# MTS-01 Pre-order News



## Sonnie (Apr 11, 2006)

*Sunday, 16 September, 2007: MTS-01 Pre-order News 

* *MTS-01 Speaker Family Pre-orders To Start 1 October 2007:* These days at SVS, it's one of the most popular questions we get: "_When can I buy the *MTS-01* speaker line?_". We've made folks wait far longer than we'd hoped, but their debut is quickly nearing. Crossover tweaks, raw cabinet production, woofer testing, it's all finally coming to fruition . Arguably the most significant investment in products we've ever made, these new speakers pictured here will go on sale *Monday, 1 October 2007*. As we head into the holiday season, demand might easily push supplies right to the limit. We recommend your order soon to avoid shortages and a longer wait. 
























*MTS-01: Custom gold plated carpet spikes, and no-cost optional textured black floor support bars.

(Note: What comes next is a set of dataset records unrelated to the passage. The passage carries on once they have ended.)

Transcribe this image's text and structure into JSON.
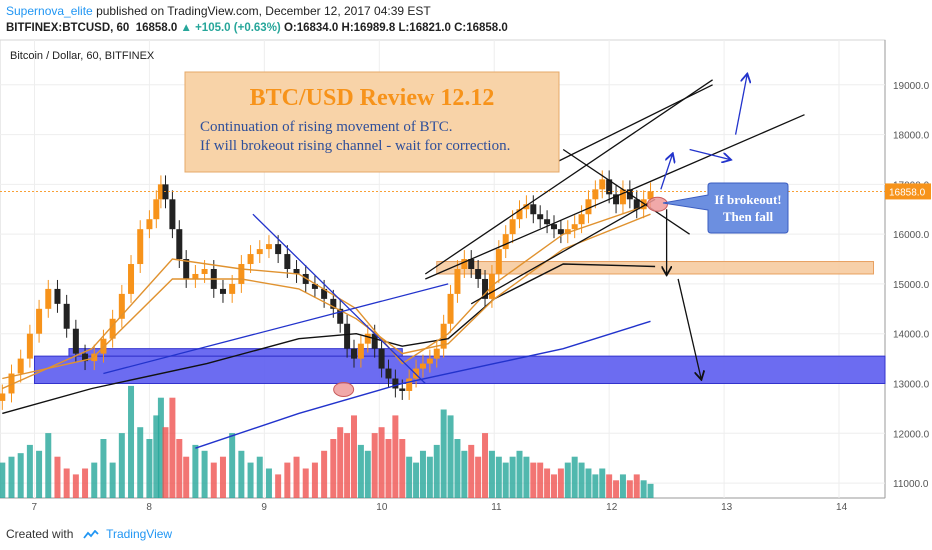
{
  "header": {
    "author": "Supernova_elite",
    "published_text": "published on TradingView.com, December 12, 2017 04:39 EST",
    "symbol": "BITFINEX:BTCUSD, 60",
    "last": "16858.0",
    "change": "+105.0 (+0.63%)",
    "open": "O:16834.0",
    "high": "H:16989.8",
    "low": "L:16821.0",
    "close": "C:16858.0"
  },
  "chart_title": "Bitcoin / Dollar, 60, BITFINEX",
  "footer": {
    "created_with": "Created with",
    "brand": "TradingView"
  },
  "annotations": {
    "box_title": "BTC/USD Review 12.12",
    "box_line1": "Continuation of rising movement of BTC.",
    "box_line2": "If will brokeout rising channel - wait for correction.",
    "callout_line1": "If brokeout!",
    "callout_line2": "Then fall"
  },
  "colors": {
    "up": "#26a69a",
    "down": "#ef5350",
    "candle_up": "#f7931a",
    "candle_down": "#222222",
    "ma_orange": "#e0922f",
    "ma_black": "#111111",
    "ma_blue": "#2233cc",
    "zone_blue": "#5c5cf0",
    "zone_orange": "#f6c89a",
    "price_label": "#f7931a"
  },
  "chart_data": {
    "type": "candlestick",
    "title": "Bitcoin / Dollar, 60, BITFINEX",
    "x_ticks": [
      "7",
      "8",
      "9",
      "10",
      "11",
      "12",
      "13",
      "14"
    ],
    "y_ticks": [
      11000,
      12000,
      13000,
      14000,
      15000,
      16000,
      17000,
      18000,
      19000
    ],
    "y_range": [
      10700,
      19900
    ],
    "x_range": [
      6.7,
      14.4
    ],
    "last_price": 16858.0,
    "close_path": [
      [
        6.72,
        12800
      ],
      [
        6.8,
        13200
      ],
      [
        6.88,
        13500
      ],
      [
        6.96,
        14000
      ],
      [
        7.04,
        14500
      ],
      [
        7.12,
        14900
      ],
      [
        7.2,
        14600
      ],
      [
        7.28,
        14100
      ],
      [
        7.36,
        13600
      ],
      [
        7.44,
        13450
      ],
      [
        7.52,
        13600
      ],
      [
        7.6,
        13900
      ],
      [
        7.68,
        14300
      ],
      [
        7.76,
        14800
      ],
      [
        7.84,
        15400
      ],
      [
        7.92,
        16100
      ],
      [
        8.0,
        16300
      ],
      [
        8.06,
        16700
      ],
      [
        8.1,
        17000
      ],
      [
        8.14,
        16700
      ],
      [
        8.2,
        16100
      ],
      [
        8.26,
        15500
      ],
      [
        8.32,
        15100
      ],
      [
        8.4,
        15200
      ],
      [
        8.48,
        15300
      ],
      [
        8.56,
        14900
      ],
      [
        8.64,
        14800
      ],
      [
        8.72,
        15000
      ],
      [
        8.8,
        15400
      ],
      [
        8.88,
        15600
      ],
      [
        8.96,
        15700
      ],
      [
        9.04,
        15800
      ],
      [
        9.12,
        15600
      ],
      [
        9.2,
        15300
      ],
      [
        9.28,
        15200
      ],
      [
        9.36,
        15000
      ],
      [
        9.44,
        14900
      ],
      [
        9.52,
        14700
      ],
      [
        9.6,
        14500
      ],
      [
        9.66,
        14200
      ],
      [
        9.72,
        13700
      ],
      [
        9.78,
        13500
      ],
      [
        9.84,
        13800
      ],
      [
        9.9,
        14000
      ],
      [
        9.96,
        13700
      ],
      [
        10.02,
        13300
      ],
      [
        10.08,
        13100
      ],
      [
        10.14,
        12900
      ],
      [
        10.2,
        12850
      ],
      [
        10.26,
        13100
      ],
      [
        10.32,
        13300
      ],
      [
        10.38,
        13400
      ],
      [
        10.44,
        13500
      ],
      [
        10.5,
        13700
      ],
      [
        10.56,
        14200
      ],
      [
        10.62,
        14800
      ],
      [
        10.68,
        15300
      ],
      [
        10.74,
        15500
      ],
      [
        10.8,
        15300
      ],
      [
        10.86,
        15100
      ],
      [
        10.92,
        14700
      ],
      [
        10.98,
        15200
      ],
      [
        11.04,
        15700
      ],
      [
        11.1,
        16000
      ],
      [
        11.16,
        16300
      ],
      [
        11.22,
        16500
      ],
      [
        11.28,
        16600
      ],
      [
        11.34,
        16400
      ],
      [
        11.4,
        16300
      ],
      [
        11.46,
        16200
      ],
      [
        11.52,
        16100
      ],
      [
        11.58,
        16000
      ],
      [
        11.64,
        16100
      ],
      [
        11.7,
        16200
      ],
      [
        11.76,
        16400
      ],
      [
        11.82,
        16700
      ],
      [
        11.88,
        16900
      ],
      [
        11.94,
        17100
      ],
      [
        12.0,
        16800
      ],
      [
        12.06,
        16600
      ],
      [
        12.12,
        16900
      ],
      [
        12.18,
        16700
      ],
      [
        12.24,
        16500
      ],
      [
        12.3,
        16700
      ],
      [
        12.36,
        16858
      ]
    ],
    "volume_path": [
      [
        6.72,
        0.3
      ],
      [
        6.8,
        0.35
      ],
      [
        6.88,
        0.38
      ],
      [
        6.96,
        0.45
      ],
      [
        7.04,
        0.4
      ],
      [
        7.12,
        0.55
      ],
      [
        7.2,
        0.35
      ],
      [
        7.28,
        0.25
      ],
      [
        7.36,
        0.2
      ],
      [
        7.44,
        0.25
      ],
      [
        7.52,
        0.3
      ],
      [
        7.6,
        0.5
      ],
      [
        7.68,
        0.3
      ],
      [
        7.76,
        0.55
      ],
      [
        7.84,
        0.95
      ],
      [
        7.92,
        0.6
      ],
      [
        8.0,
        0.5
      ],
      [
        8.06,
        0.7
      ],
      [
        8.1,
        0.85
      ],
      [
        8.14,
        0.6
      ],
      [
        8.2,
        0.85
      ],
      [
        8.26,
        0.5
      ],
      [
        8.32,
        0.35
      ],
      [
        8.4,
        0.45
      ],
      [
        8.48,
        0.4
      ],
      [
        8.56,
        0.3
      ],
      [
        8.64,
        0.35
      ],
      [
        8.72,
        0.55
      ],
      [
        8.8,
        0.4
      ],
      [
        8.88,
        0.3
      ],
      [
        8.96,
        0.35
      ],
      [
        9.04,
        0.25
      ],
      [
        9.12,
        0.2
      ],
      [
        9.2,
        0.3
      ],
      [
        9.28,
        0.35
      ],
      [
        9.36,
        0.25
      ],
      [
        9.44,
        0.3
      ],
      [
        9.52,
        0.4
      ],
      [
        9.6,
        0.5
      ],
      [
        9.66,
        0.6
      ],
      [
        9.72,
        0.55
      ],
      [
        9.78,
        0.7
      ],
      [
        9.84,
        0.45
      ],
      [
        9.9,
        0.4
      ],
      [
        9.96,
        0.55
      ],
      [
        10.02,
        0.6
      ],
      [
        10.08,
        0.5
      ],
      [
        10.14,
        0.7
      ],
      [
        10.2,
        0.5
      ],
      [
        10.26,
        0.35
      ],
      [
        10.32,
        0.3
      ],
      [
        10.38,
        0.4
      ],
      [
        10.44,
        0.35
      ],
      [
        10.5,
        0.45
      ],
      [
        10.56,
        0.75
      ],
      [
        10.62,
        0.7
      ],
      [
        10.68,
        0.5
      ],
      [
        10.74,
        0.4
      ],
      [
        10.8,
        0.45
      ],
      [
        10.86,
        0.35
      ],
      [
        10.92,
        0.55
      ],
      [
        10.98,
        0.4
      ],
      [
        11.04,
        0.35
      ],
      [
        11.1,
        0.3
      ],
      [
        11.16,
        0.35
      ],
      [
        11.22,
        0.4
      ],
      [
        11.28,
        0.35
      ],
      [
        11.34,
        0.3
      ],
      [
        11.4,
        0.3
      ],
      [
        11.46,
        0.25
      ],
      [
        11.52,
        0.2
      ],
      [
        11.58,
        0.25
      ],
      [
        11.64,
        0.3
      ],
      [
        11.7,
        0.35
      ],
      [
        11.76,
        0.3
      ],
      [
        11.82,
        0.25
      ],
      [
        11.88,
        0.2
      ],
      [
        11.94,
        0.25
      ],
      [
        12.0,
        0.2
      ],
      [
        12.06,
        0.15
      ],
      [
        12.12,
        0.2
      ],
      [
        12.18,
        0.15
      ],
      [
        12.24,
        0.2
      ],
      [
        12.3,
        0.15
      ],
      [
        12.36,
        0.12
      ]
    ],
    "moving_averages": [
      {
        "color_key": "ma_black",
        "points": [
          [
            6.72,
            12400
          ],
          [
            7.5,
            12900
          ],
          [
            8.5,
            13400
          ],
          [
            9.3,
            13900
          ],
          [
            9.8,
            14000
          ],
          [
            10.2,
            13750
          ],
          [
            10.6,
            13900
          ],
          [
            11.0,
            14700
          ],
          [
            11.6,
            15400
          ],
          [
            12.4,
            15350
          ]
        ]
      },
      {
        "color_key": "ma_blue",
        "points": [
          [
            8.4,
            11700
          ],
          [
            9.3,
            12400
          ],
          [
            10.2,
            13000
          ],
          [
            11.0,
            13400
          ],
          [
            11.6,
            13700
          ],
          [
            12.36,
            14250
          ]
        ]
      },
      {
        "color_key": "ma_orange",
        "points": [
          [
            6.72,
            12900
          ],
          [
            7.5,
            13700
          ],
          [
            8.2,
            15500
          ],
          [
            8.8,
            15300
          ],
          [
            9.3,
            15200
          ],
          [
            9.8,
            14500
          ],
          [
            10.2,
            13400
          ],
          [
            10.6,
            14000
          ],
          [
            11.0,
            15000
          ],
          [
            11.6,
            16000
          ],
          [
            12.36,
            16600
          ]
        ]
      },
      {
        "color_key": "ma_orange",
        "points": [
          [
            6.72,
            13100
          ],
          [
            7.5,
            13500
          ],
          [
            8.2,
            15100
          ],
          [
            8.8,
            15100
          ],
          [
            9.3,
            14900
          ],
          [
            9.8,
            14300
          ],
          [
            10.2,
            13600
          ],
          [
            10.6,
            13800
          ],
          [
            11.0,
            14700
          ],
          [
            11.6,
            15700
          ],
          [
            12.36,
            16400
          ]
        ]
      }
    ],
    "zones": [
      {
        "color_key": "zone_blue",
        "x": [
          7.0,
          14.4
        ],
        "y": [
          13000,
          13550
        ]
      },
      {
        "color_key": "zone_blue",
        "x": [
          7.3,
          10.2
        ],
        "y": [
          13550,
          13700
        ]
      },
      {
        "color_key": "zone_orange",
        "x": [
          10.5,
          14.3
        ],
        "y": [
          15200,
          15450
        ]
      }
    ],
    "trend_lines": [
      {
        "color_key": "ma_black",
        "points": [
          [
            10.4,
            15200
          ],
          [
            12.9,
            19100
          ]
        ]
      },
      {
        "color_key": "ma_black",
        "points": [
          [
            10.4,
            15100
          ],
          [
            13.7,
            18400
          ]
        ]
      },
      {
        "color_key": "ma_black",
        "points": [
          [
            10.8,
            14600
          ],
          [
            12.4,
            16700
          ]
        ]
      },
      {
        "color_key": "ma_black",
        "points": [
          [
            11.6,
            17700
          ],
          [
            12.7,
            16000
          ]
        ]
      },
      {
        "color_key": "ma_black",
        "points": [
          [
            11.5,
            17400
          ],
          [
            12.9,
            19000
          ]
        ]
      },
      {
        "color_key": "ma_blue",
        "points": [
          [
            7.6,
            13200
          ],
          [
            10.6,
            15000
          ]
        ]
      },
      {
        "color_key": "ma_blue",
        "points": [
          [
            8.9,
            16400
          ],
          [
            10.4,
            13000
          ]
        ]
      }
    ],
    "arrows": [
      {
        "color_key": "ma_blue",
        "from": [
          12.45,
          16900
        ],
        "to": [
          12.55,
          17600
        ]
      },
      {
        "color_key": "ma_blue",
        "from": [
          12.7,
          17700
        ],
        "to": [
          13.05,
          17500
        ]
      },
      {
        "color_key": "ma_blue",
        "from": [
          13.1,
          18000
        ],
        "to": [
          13.2,
          19200
        ]
      },
      {
        "color_key": "ma_black",
        "from": [
          12.5,
          16500
        ],
        "to": [
          12.5,
          15200
        ]
      },
      {
        "color_key": "ma_black",
        "from": [
          12.6,
          15100
        ],
        "to": [
          12.8,
          13100
        ]
      }
    ],
    "circles": [
      {
        "center": [
          12.42,
          16600
        ],
        "label_key": "breakout_point"
      },
      {
        "center": [
          9.69,
          12880
        ],
        "label_key": "low_point"
      }
    ]
  }
}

High-end touches abound throughout the MTS-01 speaker family.*

*Shipping is targeted for late December*. Of course, as with all new product pre-order situations, we only proceed _to_ shipping when quality and performance standards are met or exceeded. Each one of these speakers, _every_ MCS-01 center, MBS-01 bookshelf, and MTS-01 mid-tower, is being assembled by a select team in our Ohio factory. Each is tested against reference baselines, and only then signed off by the SVS craftsman responsible for it. 

A note about availability then; with quality like this production dates can be a bit difficult to predict, but we always err on the side of our famously obsessive quality control. All pre-orders will come with purchase confirmation and regular updates about your arrival dates. And as always, you aren't charged till your speakers actually ship.


----------